Elle fut glacée d’horreur…

— IMBÉCILE ! reprit la voix inconnue. Pauvre crétin ! Je vous avais dit de ne pas tirer !

Une grosse lampe à acétylène brasilla, un homme apparut dans le poste de pilotage, libéra le cockpit et se laissa couler sur le sol. C’était un quinquagénaire ventripotent au crâne chauve, arborant une moustache noire hypertrophiée qui lui masquait totalement la bouche. Il portait des caleçons longs de l’armée de l’air, démodés depuis un bon siècle, et un « bombardier » au col de mouton mité. Brandissant sa lampe de mineur, il alla se pencher au-dessus du Patchwork abattu.

— Triple idiot ! rugit-il en se tournant vers Cazhel. Vous l’avez tué ! Il était inoffensif !

Le policier ricana, incrédule.

— Inoffensif ? Tu parles !

— Mais oui ! vitupéra l’obèse en flying-jacket. C’était un vieillard ! Regardez !

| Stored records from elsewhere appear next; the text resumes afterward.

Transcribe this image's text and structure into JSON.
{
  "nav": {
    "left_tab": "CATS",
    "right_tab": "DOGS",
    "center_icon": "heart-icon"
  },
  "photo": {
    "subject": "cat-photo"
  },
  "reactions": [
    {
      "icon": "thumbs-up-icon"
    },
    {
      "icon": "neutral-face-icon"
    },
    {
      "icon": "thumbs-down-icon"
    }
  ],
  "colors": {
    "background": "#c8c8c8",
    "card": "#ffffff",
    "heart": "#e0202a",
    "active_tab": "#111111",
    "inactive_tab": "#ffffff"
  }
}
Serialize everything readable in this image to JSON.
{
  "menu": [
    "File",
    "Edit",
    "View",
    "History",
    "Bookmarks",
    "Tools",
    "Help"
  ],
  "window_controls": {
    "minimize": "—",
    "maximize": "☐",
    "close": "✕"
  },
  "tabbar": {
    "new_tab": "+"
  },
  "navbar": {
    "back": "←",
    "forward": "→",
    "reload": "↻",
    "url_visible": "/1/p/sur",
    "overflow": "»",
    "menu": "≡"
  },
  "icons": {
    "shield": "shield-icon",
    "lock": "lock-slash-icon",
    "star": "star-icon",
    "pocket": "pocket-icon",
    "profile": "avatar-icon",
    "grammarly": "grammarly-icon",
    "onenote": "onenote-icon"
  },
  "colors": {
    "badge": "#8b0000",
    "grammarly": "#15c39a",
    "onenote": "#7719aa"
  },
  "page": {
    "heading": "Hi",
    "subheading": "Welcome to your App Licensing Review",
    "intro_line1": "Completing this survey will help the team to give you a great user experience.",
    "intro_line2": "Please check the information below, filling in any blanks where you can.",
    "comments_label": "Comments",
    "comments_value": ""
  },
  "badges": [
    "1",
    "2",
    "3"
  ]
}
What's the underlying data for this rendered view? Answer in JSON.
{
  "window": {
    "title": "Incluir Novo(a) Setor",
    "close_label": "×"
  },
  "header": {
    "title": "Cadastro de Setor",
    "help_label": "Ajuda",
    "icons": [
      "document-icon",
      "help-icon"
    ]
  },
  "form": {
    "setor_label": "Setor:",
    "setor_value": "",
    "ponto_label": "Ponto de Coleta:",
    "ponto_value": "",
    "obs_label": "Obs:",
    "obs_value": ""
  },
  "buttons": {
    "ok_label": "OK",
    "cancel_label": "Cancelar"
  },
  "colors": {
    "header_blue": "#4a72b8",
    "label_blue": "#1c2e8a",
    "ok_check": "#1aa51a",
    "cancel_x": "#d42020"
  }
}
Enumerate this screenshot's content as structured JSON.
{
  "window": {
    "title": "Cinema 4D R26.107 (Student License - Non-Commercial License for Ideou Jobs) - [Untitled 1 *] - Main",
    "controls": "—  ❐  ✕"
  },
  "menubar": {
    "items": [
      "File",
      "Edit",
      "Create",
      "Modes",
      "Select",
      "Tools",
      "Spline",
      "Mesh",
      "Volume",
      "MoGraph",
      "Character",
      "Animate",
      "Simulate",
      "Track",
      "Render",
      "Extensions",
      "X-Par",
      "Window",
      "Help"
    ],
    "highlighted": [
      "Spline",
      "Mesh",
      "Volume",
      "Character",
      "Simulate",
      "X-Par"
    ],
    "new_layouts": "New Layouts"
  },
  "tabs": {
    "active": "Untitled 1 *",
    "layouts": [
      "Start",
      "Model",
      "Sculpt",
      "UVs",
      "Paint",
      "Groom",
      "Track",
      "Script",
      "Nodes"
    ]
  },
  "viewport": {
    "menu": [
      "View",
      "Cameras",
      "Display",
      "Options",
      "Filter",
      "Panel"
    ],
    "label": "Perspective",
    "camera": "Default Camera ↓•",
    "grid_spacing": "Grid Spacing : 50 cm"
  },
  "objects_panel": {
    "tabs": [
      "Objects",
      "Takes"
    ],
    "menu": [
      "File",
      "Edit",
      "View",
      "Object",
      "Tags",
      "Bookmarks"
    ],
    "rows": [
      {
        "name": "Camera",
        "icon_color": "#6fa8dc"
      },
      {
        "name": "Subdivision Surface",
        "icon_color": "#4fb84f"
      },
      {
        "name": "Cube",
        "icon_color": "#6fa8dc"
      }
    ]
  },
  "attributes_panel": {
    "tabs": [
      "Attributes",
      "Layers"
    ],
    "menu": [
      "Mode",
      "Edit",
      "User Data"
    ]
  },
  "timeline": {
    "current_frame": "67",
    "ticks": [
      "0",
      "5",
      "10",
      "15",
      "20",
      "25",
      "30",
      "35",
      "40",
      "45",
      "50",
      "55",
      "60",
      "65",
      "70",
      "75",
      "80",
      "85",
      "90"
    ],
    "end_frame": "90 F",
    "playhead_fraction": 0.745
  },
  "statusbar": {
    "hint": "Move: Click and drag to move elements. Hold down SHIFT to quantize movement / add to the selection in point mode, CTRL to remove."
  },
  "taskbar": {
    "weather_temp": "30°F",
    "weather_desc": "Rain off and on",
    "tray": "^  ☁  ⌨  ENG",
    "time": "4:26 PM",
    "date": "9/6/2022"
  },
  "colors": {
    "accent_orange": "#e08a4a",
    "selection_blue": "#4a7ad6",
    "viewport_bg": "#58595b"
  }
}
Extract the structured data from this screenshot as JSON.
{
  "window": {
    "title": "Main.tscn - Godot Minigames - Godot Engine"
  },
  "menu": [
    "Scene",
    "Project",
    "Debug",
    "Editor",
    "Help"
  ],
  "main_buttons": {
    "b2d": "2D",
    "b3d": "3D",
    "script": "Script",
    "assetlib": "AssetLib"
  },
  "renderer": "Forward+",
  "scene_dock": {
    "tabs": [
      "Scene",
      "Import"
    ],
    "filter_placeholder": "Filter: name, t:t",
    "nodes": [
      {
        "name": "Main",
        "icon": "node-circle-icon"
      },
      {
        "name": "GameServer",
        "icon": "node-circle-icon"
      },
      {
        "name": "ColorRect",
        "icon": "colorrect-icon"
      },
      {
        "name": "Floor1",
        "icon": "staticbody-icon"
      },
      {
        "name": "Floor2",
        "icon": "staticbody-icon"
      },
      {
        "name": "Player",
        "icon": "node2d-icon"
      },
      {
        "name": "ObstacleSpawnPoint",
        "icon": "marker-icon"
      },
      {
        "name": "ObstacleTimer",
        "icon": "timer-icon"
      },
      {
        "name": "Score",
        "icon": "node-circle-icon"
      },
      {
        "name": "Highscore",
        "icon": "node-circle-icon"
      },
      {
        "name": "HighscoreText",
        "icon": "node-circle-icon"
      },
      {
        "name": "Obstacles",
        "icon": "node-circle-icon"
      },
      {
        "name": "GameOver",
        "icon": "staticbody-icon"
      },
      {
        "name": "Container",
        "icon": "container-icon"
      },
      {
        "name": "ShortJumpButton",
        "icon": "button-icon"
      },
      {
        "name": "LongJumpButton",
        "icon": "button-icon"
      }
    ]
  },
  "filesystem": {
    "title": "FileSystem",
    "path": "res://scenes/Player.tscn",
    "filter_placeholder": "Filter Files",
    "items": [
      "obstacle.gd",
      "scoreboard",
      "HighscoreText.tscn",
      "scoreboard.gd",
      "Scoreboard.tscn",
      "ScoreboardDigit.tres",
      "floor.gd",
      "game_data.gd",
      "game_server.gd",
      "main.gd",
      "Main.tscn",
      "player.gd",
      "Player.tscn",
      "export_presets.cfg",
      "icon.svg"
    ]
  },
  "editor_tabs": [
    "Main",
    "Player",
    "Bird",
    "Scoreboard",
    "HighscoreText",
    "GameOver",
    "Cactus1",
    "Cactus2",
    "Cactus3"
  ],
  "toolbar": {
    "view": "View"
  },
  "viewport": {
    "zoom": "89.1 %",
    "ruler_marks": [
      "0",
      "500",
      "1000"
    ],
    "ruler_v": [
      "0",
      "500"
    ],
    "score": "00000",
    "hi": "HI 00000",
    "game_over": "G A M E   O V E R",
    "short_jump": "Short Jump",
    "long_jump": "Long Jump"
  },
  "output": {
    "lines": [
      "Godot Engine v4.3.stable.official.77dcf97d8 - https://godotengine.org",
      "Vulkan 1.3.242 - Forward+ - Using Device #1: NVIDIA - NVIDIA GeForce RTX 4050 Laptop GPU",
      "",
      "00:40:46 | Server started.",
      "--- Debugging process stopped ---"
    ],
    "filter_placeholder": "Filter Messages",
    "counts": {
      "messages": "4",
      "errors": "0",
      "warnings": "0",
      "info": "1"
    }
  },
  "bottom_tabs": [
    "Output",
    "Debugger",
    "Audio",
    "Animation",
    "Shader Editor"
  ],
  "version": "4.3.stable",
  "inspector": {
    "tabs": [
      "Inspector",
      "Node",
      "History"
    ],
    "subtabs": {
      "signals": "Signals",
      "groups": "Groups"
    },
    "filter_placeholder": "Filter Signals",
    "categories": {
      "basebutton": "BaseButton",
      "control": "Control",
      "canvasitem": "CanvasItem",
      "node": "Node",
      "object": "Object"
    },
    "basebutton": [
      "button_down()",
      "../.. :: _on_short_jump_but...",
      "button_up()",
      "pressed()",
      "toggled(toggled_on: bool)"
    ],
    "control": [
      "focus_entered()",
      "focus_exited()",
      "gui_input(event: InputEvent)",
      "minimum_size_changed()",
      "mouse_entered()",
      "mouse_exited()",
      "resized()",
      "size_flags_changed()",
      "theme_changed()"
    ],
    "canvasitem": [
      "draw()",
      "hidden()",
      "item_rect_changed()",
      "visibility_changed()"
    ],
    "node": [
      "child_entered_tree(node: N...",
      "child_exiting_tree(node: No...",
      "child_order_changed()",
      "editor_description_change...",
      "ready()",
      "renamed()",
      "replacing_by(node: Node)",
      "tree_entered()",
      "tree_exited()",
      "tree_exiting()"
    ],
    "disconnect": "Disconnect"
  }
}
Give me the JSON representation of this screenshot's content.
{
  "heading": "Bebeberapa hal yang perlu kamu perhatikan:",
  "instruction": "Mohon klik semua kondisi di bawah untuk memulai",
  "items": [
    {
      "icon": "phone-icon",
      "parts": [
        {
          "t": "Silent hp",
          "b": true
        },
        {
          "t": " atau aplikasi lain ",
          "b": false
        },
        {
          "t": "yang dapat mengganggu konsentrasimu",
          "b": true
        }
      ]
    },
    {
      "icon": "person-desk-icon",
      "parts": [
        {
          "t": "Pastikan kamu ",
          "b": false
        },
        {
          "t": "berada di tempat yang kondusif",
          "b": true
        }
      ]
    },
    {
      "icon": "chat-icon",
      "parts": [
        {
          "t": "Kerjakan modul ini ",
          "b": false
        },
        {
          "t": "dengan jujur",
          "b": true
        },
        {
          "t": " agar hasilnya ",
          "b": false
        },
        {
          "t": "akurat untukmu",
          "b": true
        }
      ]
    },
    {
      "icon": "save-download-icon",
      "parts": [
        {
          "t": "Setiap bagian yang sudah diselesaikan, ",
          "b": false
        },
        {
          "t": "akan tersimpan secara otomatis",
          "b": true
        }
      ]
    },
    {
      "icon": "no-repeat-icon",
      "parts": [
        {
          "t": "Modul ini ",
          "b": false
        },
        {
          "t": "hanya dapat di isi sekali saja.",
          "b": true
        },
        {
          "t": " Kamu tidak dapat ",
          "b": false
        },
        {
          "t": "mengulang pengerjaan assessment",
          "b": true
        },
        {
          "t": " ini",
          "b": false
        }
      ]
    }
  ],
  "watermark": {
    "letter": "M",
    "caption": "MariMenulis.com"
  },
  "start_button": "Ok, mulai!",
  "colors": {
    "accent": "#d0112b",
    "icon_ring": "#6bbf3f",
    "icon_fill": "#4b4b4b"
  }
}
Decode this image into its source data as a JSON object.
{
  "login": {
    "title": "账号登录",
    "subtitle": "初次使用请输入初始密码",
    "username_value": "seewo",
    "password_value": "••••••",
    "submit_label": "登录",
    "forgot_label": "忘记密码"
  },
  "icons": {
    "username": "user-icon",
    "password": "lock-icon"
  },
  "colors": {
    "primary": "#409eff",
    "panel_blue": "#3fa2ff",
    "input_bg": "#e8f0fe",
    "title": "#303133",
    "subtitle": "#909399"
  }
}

Il baissa la torche. Le visage écarlate du mutant se dessina, avec son réseau de rides profondément encaissées, sa chair grumeleuse et molle. Malgré cela, la peau multicolore luisait d’un éclat sinistre.

— Et alors ! rétorqua Cazhel, il est toujours humide ! Je le vois briller d’ici !

L’inconnu cracha une obscénité.

— Humide de sueur, oui ! PAS DE MUCUS ! Avec l’âge, les glandes qui fabriquent l’encre s’épuisent, se vident ! Vous ne savez pas ça ? Vous n’avez pas lu la monographie d’Hiro-Ito Homakaïdo à ce sujet ? C’est incroyable ! Vous portez un casque de gardien de réserve et vous n’avez pas la moindre culture scientifique !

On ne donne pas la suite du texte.